Hier, il s'est même rendu à Pietrelcina et à San Giovanni Rotondo, pour rendre hommage au saint le plus traditionnel (pour dire les choses selon ses catégories: le plus rigide et le plus conservateur), le plus éloigné de lui: Padre Pio (alors qu'il continue à persécuter ses fils spirituels, les Franciscains de l'Immaculée).

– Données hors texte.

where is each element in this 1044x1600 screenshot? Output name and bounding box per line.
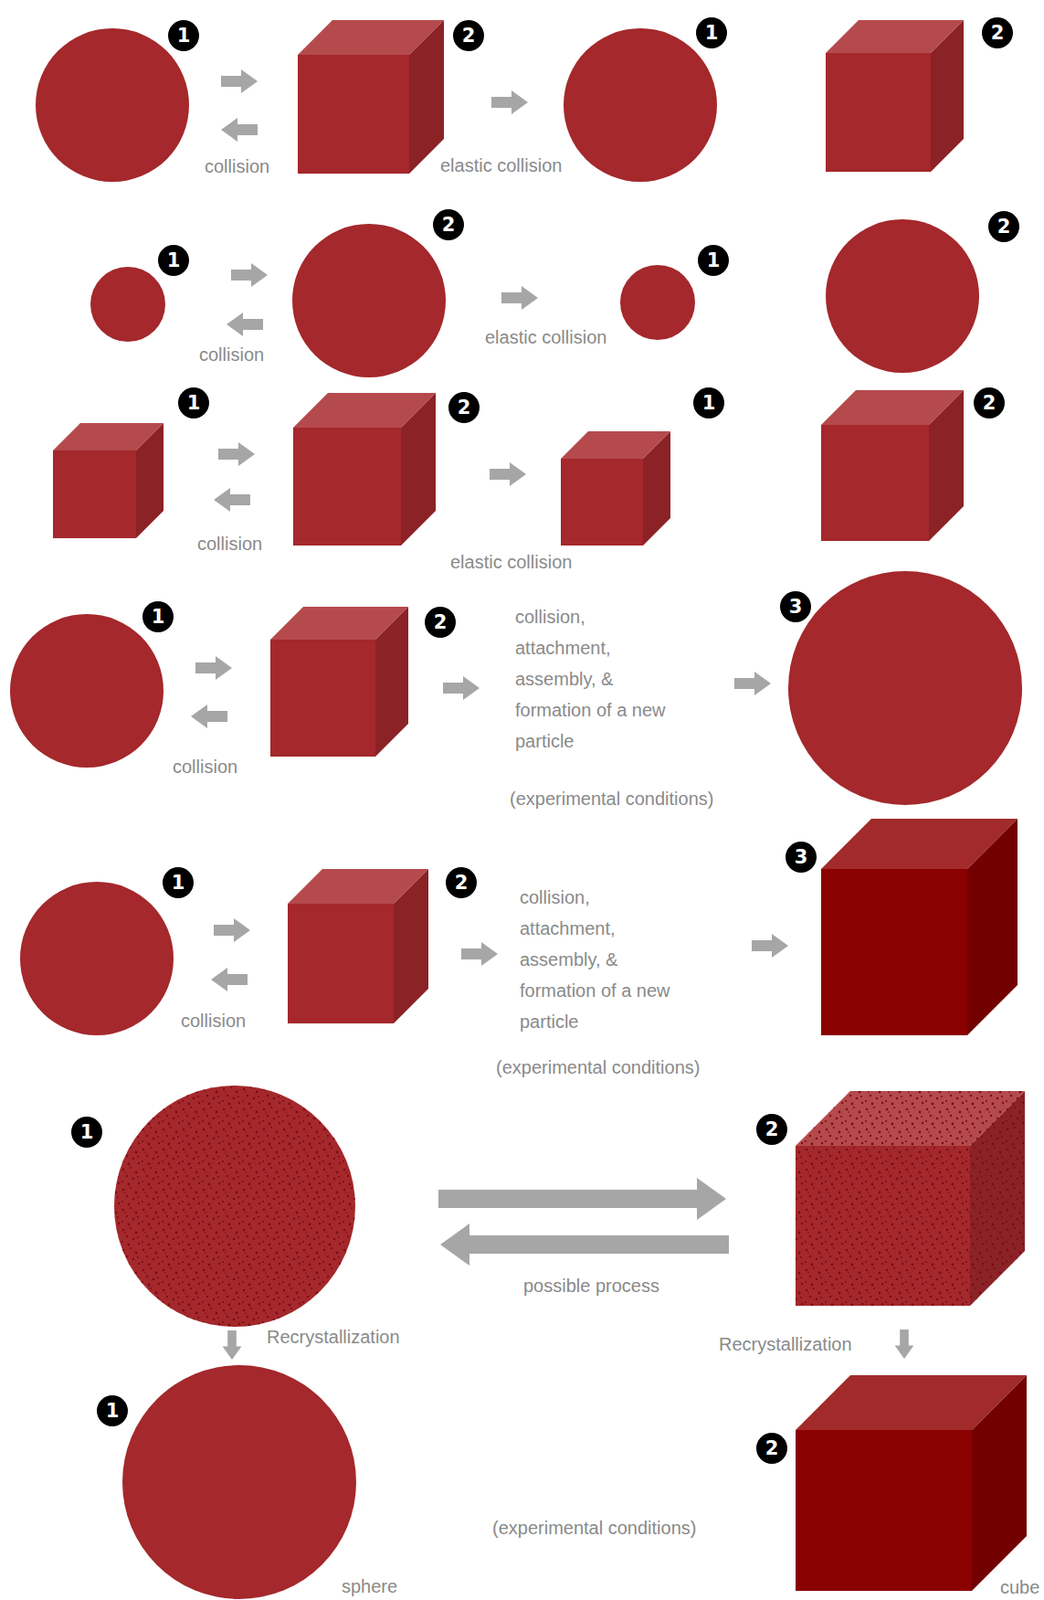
cube-particle xyxy=(795,1374,1027,1591)
callout-number: 1 xyxy=(71,1116,103,1148)
cube-particle xyxy=(287,868,429,1023)
cube-particle xyxy=(297,20,444,174)
annotation-text: (experimental conditions) xyxy=(492,1516,696,1539)
sphere-particle xyxy=(122,1364,357,1599)
arrow xyxy=(222,1329,243,1360)
annotation-text: collision xyxy=(180,1009,246,1032)
callout-number: 3 xyxy=(780,590,812,623)
cube-particle xyxy=(821,390,964,541)
cube-particle xyxy=(52,422,164,538)
callout-number: 1 xyxy=(697,244,729,276)
arrow xyxy=(438,1177,727,1220)
annotation-text: sphere xyxy=(341,1574,398,1597)
annotation-text: elastic collision xyxy=(450,550,572,573)
arrow xyxy=(226,312,264,337)
callout-number: 2 xyxy=(981,17,1013,49)
callout-number: 2 xyxy=(448,391,480,423)
cube-particle xyxy=(270,606,409,757)
sphere-particle xyxy=(620,264,696,340)
sphere-particle xyxy=(35,28,190,182)
sphere-particle xyxy=(10,613,164,768)
arrow xyxy=(461,941,498,966)
callout-number: 1 xyxy=(96,1394,128,1426)
sphere-particle xyxy=(788,570,1023,805)
arrow xyxy=(210,967,248,992)
annotation-text: collision xyxy=(204,155,270,178)
arrow xyxy=(218,442,255,466)
process-note: collision, attachment, assembly, & forma… xyxy=(515,601,680,757)
annotation-text: (experimental conditions) xyxy=(509,787,714,810)
sphere-particle xyxy=(563,28,718,182)
arrow xyxy=(895,1328,915,1359)
arrow xyxy=(231,263,268,287)
annotation-text: Recrystallization xyxy=(266,1325,401,1348)
annotation-text: collision xyxy=(199,343,264,366)
callout-number: 2 xyxy=(453,20,485,52)
callout-number: 2 xyxy=(432,209,464,241)
arrow xyxy=(489,462,527,486)
annotation-text: elastic collision xyxy=(485,326,607,348)
cube-particle xyxy=(560,431,671,546)
arrow xyxy=(213,487,251,512)
process-note: collision, attachment, assembly, & forma… xyxy=(519,881,685,1037)
callout-number: 1 xyxy=(178,387,210,419)
callout-number: 2 xyxy=(988,210,1020,243)
callout-number: 2 xyxy=(973,387,1005,419)
annotation-text: collision xyxy=(197,532,263,555)
sphere-particle xyxy=(90,266,166,342)
annotation-text: collision xyxy=(172,755,238,778)
sphere-particle xyxy=(20,881,174,1035)
sphere-particle xyxy=(292,223,446,378)
arrow xyxy=(195,655,232,680)
sphere-particle xyxy=(825,219,980,373)
annotation-text: (experimental conditions) xyxy=(495,1055,700,1078)
callout-number: 3 xyxy=(785,841,817,873)
arrow xyxy=(442,675,480,700)
callout-number: 1 xyxy=(693,387,725,419)
speckled-sphere xyxy=(114,1085,356,1327)
callout-number: 1 xyxy=(158,244,190,276)
annotation-text: possible process xyxy=(523,1274,660,1297)
cube-particle xyxy=(825,20,964,172)
callout-number: 2 xyxy=(756,1432,788,1464)
arrow xyxy=(734,671,771,696)
arrow xyxy=(190,704,228,728)
callout-number: 1 xyxy=(142,601,174,633)
cube-particle xyxy=(821,818,1018,1035)
arrow xyxy=(440,1223,729,1266)
callout-number: 1 xyxy=(168,20,200,52)
callout-number: 1 xyxy=(162,866,194,898)
annotation-text: elastic collision xyxy=(440,154,562,177)
arrow xyxy=(221,117,258,142)
arrow xyxy=(213,917,251,942)
speckled-cube xyxy=(795,1090,1025,1306)
callout-number: 2 xyxy=(756,1113,788,1145)
arrow xyxy=(491,90,528,115)
arrow xyxy=(501,285,538,310)
arrow xyxy=(751,933,789,958)
callout-number: 1 xyxy=(696,17,728,49)
callout-number: 2 xyxy=(424,606,456,638)
annotation-text: cube xyxy=(1000,1575,1040,1598)
cube-particle xyxy=(293,392,436,546)
callout-number: 2 xyxy=(445,866,477,898)
arrow xyxy=(221,69,258,94)
annotation-text: Recrystallization xyxy=(718,1332,853,1355)
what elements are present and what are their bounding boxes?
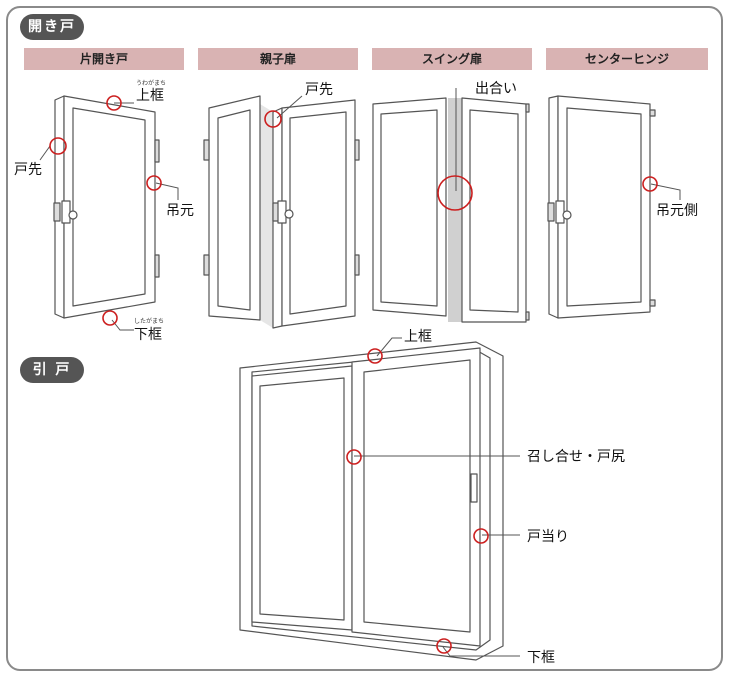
single-door-illustration <box>53 95 160 319</box>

Il y a quelque temps, il a rendu hommage à Luther et à Fidel Castro. Hier à Padre Pio: il fait ce que l'opportunité politique du moment lui dicte (et juste au moment où il confie l'église chinoise persécutée au régime communiste).
Il croit ainsi récupérer le consensus perdu. Comme pour les problèmes récents non résolus mentionnés par le "New York Times": le cas de l'évêque chilien, émergé lors du récent voyage de Bergoglio et les polémiques qui ont investi «l'un de ses principaux conseillers, le cardinal hondurien Oscar Maradiaga».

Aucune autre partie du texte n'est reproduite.